To be in the image of God is to be logikos, a term which can only be translated into English, but very unsatisfactorily, as “rational.”
From the Introduction by C.S. Lewis to On the Incarnation by Saint Athanasius
The term logikos can only be properly understood in relation to the Logos; in other words, to be in the image of God can only be understood in relation to God. Only when in relation to the Logos can we be deemed to be logikos: rational. If we are to live rationally, we are to pattern our life in accord with the Logos.
Man was created to live in this condition – this condition of relationship to the Logos. It is in this condition that we are to remain or abide. It is our nature – and this is linked completely with the presence of the Word of God.
Lewis, in this introduction, cites Athanasius, from Against the Gentiles:
In this way then, as has been said, did the Creator fashion the human race, and such did he wish it to remain.
But then the snake, the forbidden tree, the fall. We chose what was closer – the body and its sensations.
…they fell into desire for themselves preferring their own things to the contemplation of divine things. …they imprisoned in bodily pleasures their souls…
In our time we get the year-round month of June.
Continuing with Athanasius, he touches on the nakedness that man realized with the fall:
…not so much naked of clothing, but they had become naked of the contemplation of divine things, and that they had turned their minds in the opposite direction.

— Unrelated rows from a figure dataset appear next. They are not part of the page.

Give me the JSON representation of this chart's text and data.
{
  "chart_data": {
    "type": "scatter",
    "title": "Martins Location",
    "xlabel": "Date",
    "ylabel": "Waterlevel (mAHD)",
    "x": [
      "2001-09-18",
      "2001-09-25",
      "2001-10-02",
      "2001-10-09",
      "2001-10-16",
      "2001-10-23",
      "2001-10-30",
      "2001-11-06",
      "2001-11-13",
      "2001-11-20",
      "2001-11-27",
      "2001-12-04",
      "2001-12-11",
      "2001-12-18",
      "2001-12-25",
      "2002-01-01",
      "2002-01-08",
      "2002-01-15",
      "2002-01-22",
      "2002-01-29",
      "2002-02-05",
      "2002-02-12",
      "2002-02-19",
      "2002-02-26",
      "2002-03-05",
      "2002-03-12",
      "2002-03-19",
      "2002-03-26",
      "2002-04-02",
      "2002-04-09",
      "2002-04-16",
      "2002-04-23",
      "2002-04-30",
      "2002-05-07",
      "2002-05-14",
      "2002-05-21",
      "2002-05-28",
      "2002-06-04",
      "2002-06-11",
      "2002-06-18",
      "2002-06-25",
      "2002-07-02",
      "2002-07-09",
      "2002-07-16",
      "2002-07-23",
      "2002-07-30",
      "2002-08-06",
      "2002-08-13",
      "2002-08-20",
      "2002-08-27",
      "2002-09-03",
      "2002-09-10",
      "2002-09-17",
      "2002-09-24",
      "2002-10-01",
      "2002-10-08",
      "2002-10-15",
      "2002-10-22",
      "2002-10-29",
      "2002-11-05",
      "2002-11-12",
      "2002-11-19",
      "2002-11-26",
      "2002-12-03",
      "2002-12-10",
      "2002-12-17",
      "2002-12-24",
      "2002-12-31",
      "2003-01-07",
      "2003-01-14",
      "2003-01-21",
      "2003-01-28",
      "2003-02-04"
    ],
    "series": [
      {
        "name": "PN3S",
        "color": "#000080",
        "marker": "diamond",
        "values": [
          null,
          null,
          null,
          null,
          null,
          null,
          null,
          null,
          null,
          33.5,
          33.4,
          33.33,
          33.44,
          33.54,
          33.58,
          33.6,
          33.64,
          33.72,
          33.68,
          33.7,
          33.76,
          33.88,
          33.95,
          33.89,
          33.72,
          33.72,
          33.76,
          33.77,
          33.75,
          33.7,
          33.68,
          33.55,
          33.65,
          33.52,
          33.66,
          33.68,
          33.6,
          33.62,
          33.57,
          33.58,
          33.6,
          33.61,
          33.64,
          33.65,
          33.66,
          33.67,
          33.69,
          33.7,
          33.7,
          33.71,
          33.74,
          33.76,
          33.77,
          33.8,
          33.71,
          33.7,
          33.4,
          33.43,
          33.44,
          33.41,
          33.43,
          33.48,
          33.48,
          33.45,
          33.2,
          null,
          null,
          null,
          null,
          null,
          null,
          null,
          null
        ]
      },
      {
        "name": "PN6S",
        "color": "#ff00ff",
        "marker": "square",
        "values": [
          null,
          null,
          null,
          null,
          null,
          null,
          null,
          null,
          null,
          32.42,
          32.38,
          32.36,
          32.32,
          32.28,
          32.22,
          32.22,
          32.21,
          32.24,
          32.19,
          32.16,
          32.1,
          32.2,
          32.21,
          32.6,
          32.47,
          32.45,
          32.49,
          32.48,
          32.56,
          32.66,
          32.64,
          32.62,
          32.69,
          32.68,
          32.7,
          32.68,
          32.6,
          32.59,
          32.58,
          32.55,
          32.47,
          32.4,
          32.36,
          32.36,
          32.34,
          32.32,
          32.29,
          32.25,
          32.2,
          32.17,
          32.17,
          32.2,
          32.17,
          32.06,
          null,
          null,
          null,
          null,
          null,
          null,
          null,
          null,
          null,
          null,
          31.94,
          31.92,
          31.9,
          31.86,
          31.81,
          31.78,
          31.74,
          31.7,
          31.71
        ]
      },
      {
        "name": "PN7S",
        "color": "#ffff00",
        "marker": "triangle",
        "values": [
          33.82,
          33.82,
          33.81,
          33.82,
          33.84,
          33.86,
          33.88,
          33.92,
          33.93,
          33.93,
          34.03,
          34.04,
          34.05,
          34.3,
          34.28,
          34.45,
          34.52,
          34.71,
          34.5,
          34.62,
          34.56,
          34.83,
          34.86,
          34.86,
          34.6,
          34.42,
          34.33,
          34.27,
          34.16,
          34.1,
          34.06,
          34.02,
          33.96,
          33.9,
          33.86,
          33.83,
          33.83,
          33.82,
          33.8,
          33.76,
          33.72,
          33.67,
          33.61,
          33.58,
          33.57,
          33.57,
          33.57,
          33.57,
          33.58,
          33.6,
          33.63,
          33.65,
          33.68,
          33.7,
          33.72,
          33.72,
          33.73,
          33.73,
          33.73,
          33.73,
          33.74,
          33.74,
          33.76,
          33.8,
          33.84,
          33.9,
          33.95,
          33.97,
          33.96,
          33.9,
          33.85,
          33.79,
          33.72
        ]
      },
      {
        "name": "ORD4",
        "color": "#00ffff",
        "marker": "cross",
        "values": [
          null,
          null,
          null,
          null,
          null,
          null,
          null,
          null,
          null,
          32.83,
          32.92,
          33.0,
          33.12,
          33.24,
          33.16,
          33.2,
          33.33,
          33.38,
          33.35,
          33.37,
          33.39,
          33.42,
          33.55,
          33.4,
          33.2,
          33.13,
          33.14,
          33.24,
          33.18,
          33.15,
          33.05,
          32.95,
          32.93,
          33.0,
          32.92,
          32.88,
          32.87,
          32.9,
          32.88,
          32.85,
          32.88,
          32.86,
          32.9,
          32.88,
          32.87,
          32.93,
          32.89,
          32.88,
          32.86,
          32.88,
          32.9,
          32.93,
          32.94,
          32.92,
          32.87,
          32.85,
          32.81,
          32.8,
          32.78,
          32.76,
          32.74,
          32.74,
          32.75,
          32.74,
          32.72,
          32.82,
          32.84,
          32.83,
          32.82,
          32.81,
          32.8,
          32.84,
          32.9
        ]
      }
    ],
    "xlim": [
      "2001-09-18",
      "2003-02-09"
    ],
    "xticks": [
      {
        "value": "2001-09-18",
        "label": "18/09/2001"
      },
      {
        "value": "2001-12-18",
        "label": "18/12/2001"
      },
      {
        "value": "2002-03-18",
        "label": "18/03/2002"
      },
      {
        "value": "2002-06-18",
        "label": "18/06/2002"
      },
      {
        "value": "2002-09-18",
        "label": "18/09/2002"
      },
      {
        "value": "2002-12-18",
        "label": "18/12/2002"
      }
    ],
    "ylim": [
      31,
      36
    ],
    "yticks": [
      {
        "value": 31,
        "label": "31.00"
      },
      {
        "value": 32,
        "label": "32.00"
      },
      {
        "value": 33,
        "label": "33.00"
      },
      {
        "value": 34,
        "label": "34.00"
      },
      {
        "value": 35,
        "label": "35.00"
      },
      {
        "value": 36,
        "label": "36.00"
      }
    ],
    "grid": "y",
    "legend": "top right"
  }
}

As Lewis describes it, we lost the garment of contemplation when we succumbed to our desire. It is in this way that we were truly naked. We remain caught in this corruption, save for the salvific work of Christ. And this begins the hint of why Christ was not merely a perfect man, nor only a divine being, but the God-man – as He had to be.
Athanasius continues by examining the complete order of the creation; in no sense is it a clockwork universe. Creation, not out of chaos but out of nothing, is not only the one-time handiwork of the Creator – it is held together and continues to exist only because the Creator holds it together. As Athanasius puts it, “a relapse into non-existence, were it not protected by the Word…”
Were we not protected by the Word in our day, is it so hard to see a relapse into non-existence for humanity? We are working very hard to destroy everything about us that is human, everything about living on this earth. Absent the Word, we would succeed.